FRANKFURT (dpa-AFX) - In Zeiten stark steigender Preise und hoher Zinsen richtet sich die Hoffnung so mancher Anleger hierzulande auf China. Nicht ohne Grund, denn Inflationssorgen und die damit einhergehende Furcht vor einer scharfen Geldpolitik sind in der zweitgrößten Volkswirtschaft der Welt aktuell kein Thema. Vielmehr setzt Peking alles daran, nach dem Ende der strikten Null-Covid-Politik im Dezember den wichtigen Konsum wieder anzukurbeln.

Diese Bemühungen könnten sich Experten zufolge trotz aller geopolitischen Spannungen auch positiv am Aktienmarkt niederschlagen. Es wäre eine Erleichterung für China-Anleger, die in den letzten beiden Jahren deutliche Einbußen hinnehmen mussten.

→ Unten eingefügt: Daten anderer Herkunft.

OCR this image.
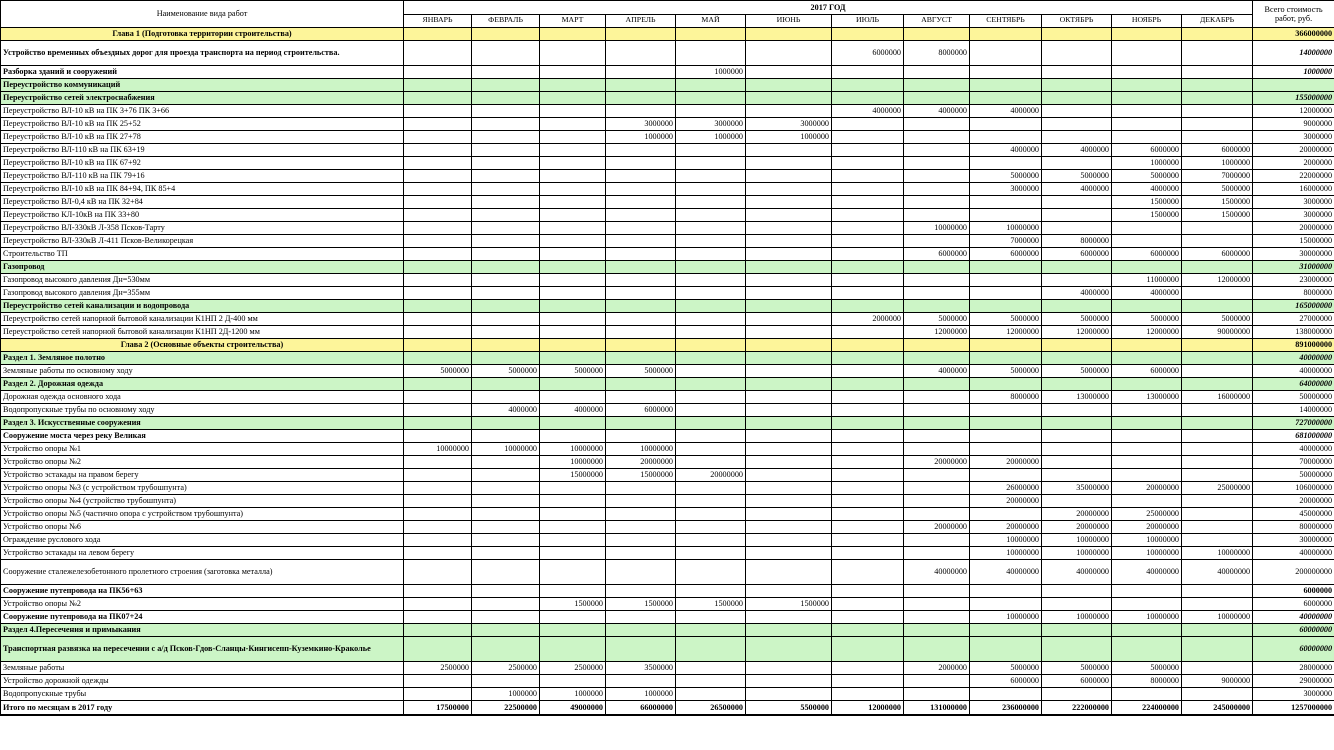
Наименование вида работ	2017 ГОД												Всего стоимость работ, руб.
	ЯНВАРЬ	ФЕВРАЛЬ	МАРТ	АПРЕЛЬ	МАЙ	ИЮНЬ	ИЮЛЬ	АВГУСТ	СЕНТЯБРЬ	ОКТЯБРЬ	НОЯБРЬ	ДЕКАБРЬ	
Глава 1 (Подготовка территории строительства)													366000000
Устройство временных объездных дорог для проезда транспорта на период строительства.							6000000	8000000					14000000
Разборка зданий и сооружений					1000000								1000000
Переустройство коммуникаций													
Переустройство сетей электроснабжения													155000000
Переустройство ВЛ-10 кВ на ПК 3+76 ПК 3+66							4000000	4000000	4000000				12000000
Переустройство ВЛ-10 кВ на ПК 25+52				3000000	3000000	3000000							9000000
Переустройство ВЛ-10 кВ на ПК 27+78				1000000	1000000	1000000							3000000
Переустройство ВЛ-110 кВ на ПК 63+19									4000000	4000000	6000000	6000000	20000000
Переустройство ВЛ-10 кВ на ПК 67+92											1000000	1000000	2000000
Переустройство ВЛ-110 кВ на ПК 79+16									5000000	5000000	5000000	7000000	22000000
Переустройство ВЛ-10 кВ на ПК 84+94, ПК 85+4									3000000	4000000	4000000	5000000	16000000
Переустройство ВЛ-0,4 кВ на ПК 32+84											1500000	1500000	3000000
Переустройство КЛ-10кВ на ПК 33+80											1500000	1500000	3000000
Переустройство ВЛ-330кВ Л-358 Псков-Тарту								10000000	10000000				20000000
Переустройство ВЛ-330кВ Л-411 Псков-Великорецкая									7000000	8000000			15000000
Строительство ТП								6000000	6000000	6000000	6000000	6000000	30000000
Газопровод													31000000
Газопровод высокого давления Дн=530мм											11000000	12000000	23000000
Газопровод высокого давления Дн=355мм										4000000	4000000		8000000
Переустройство сетей канализации и водопровода													165000000
Переустройство сетей напорной бытовой канализации К1НП 2 Д-400 мм							2000000	5000000	5000000	5000000	5000000	5000000	27000000
Переустройство сетей напорной бытовой канализации К1НП 2Д-1200 мм								12000000	12000000	12000000	12000000	90000000	138000000
Глава 2 (Основные объекты строительства)													891000000
Раздел 1. Земляное полотно													40000000
Земляные работы по основному ходу	5000000	5000000	5000000	5000000				4000000	5000000	5000000	6000000		40000000
Раздел 2. Дорожная одежда													64000000
Дорожная одежда основного хода									8000000	13000000	13000000	16000000	50000000
Водопропускные трубы по основному ходу		4000000	4000000	6000000									14000000
Раздел 3. Искусственные сооружения													727000000
Сооружение моста через реку Великая													681000000
Устройство опоры №1	10000000	10000000	10000000	10000000									40000000
Устройство опоры №2			10000000	20000000				20000000	20000000				70000000
Устройство эстакады на правом берегу			15000000	15000000	20000000								50000000
Устройство опоры №3 (с устройством трубошпунта)									26000000	35000000	20000000	25000000	106000000
Устройство опоры №4 (устройство трубошпунта)									20000000				20000000
Устройство опоры №5 (частично опора с устройством трубошпунта)										20000000	25000000		45000000
Устройство опоры №6								20000000	20000000	20000000	20000000		80000000
Ограждение руслового хода									10000000	10000000	10000000		30000000
Устройство эстакады на левом берегу									10000000	10000000	10000000	10000000	40000000
Сооружение сталежелезобетонного пролетного строения (заготовка металла)								40000000	40000000	40000000	40000000	40000000	200000000
Сооружение путепровода на ПК56+63													6000000
Устройство опоры №2			1500000	1500000	1500000	1500000							6000000
Сооружение путепровода на ПК07+24									10000000	10000000	10000000	10000000	40000000
Раздел 4.Пересечения и примыкания													60000000
Транспортная развязка на пересечении с а/д Псков-Гдов-Сланцы-Кингисепп-Куземкино-Краколье													60000000
Земляные работы	2500000	2500000	2500000	3500000				2000000	5000000	5000000	5000000		28000000
Устройство дорожной одежды									6000000	6000000	8000000	9000000	29000000
Водопропускные трубы		1000000	1000000	1000000									3000000
Итого по месяцам в 2017 году	17500000	22500000	49000000	66000000	26500000	5500000	12000000	131000000	236000000	222000000	224000000	245000000	1257000000
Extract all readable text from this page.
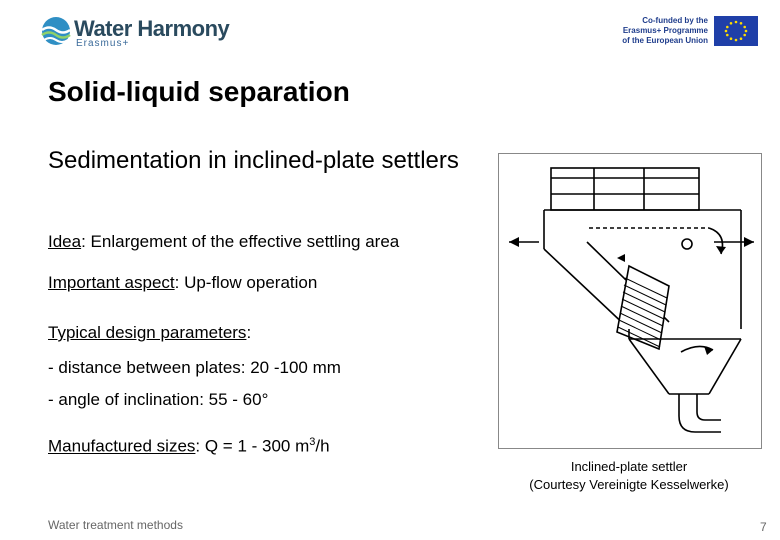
Water Harmony
Erasmus+
Co-funded by the Erasmus+ Programme of the European Union
Solid-liquid separation
Sedimentation in inclined-plate settlers
Idea: Enlargement of the effective settling area
Important aspect: Up-flow operation
Typical design parameters:
- distance between plates: 20 -100 mm
- angle of inclination: 55 - 60°
Manufactured sizes: Q = 1 - 300 $m^3/h$
Inclined-plate settler
(Courtesy Vereinigte Kesselwerke)
Water treatment methods	7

Allein im vergangenen Jahr war der CSI-300-Index mit den 300 wichtigsten Werten der Börsen Shanghai und Shenzhen um mehr als ein Fünftel abgesackt, nach einem Minus von fünf Prozent 2021. Zum Vergleich: Der MSCI World Index war 2022 zwar auch um rund ein Fünftel gefallen, hatte im Jahr davor aber um ein Fünftel zugelegt.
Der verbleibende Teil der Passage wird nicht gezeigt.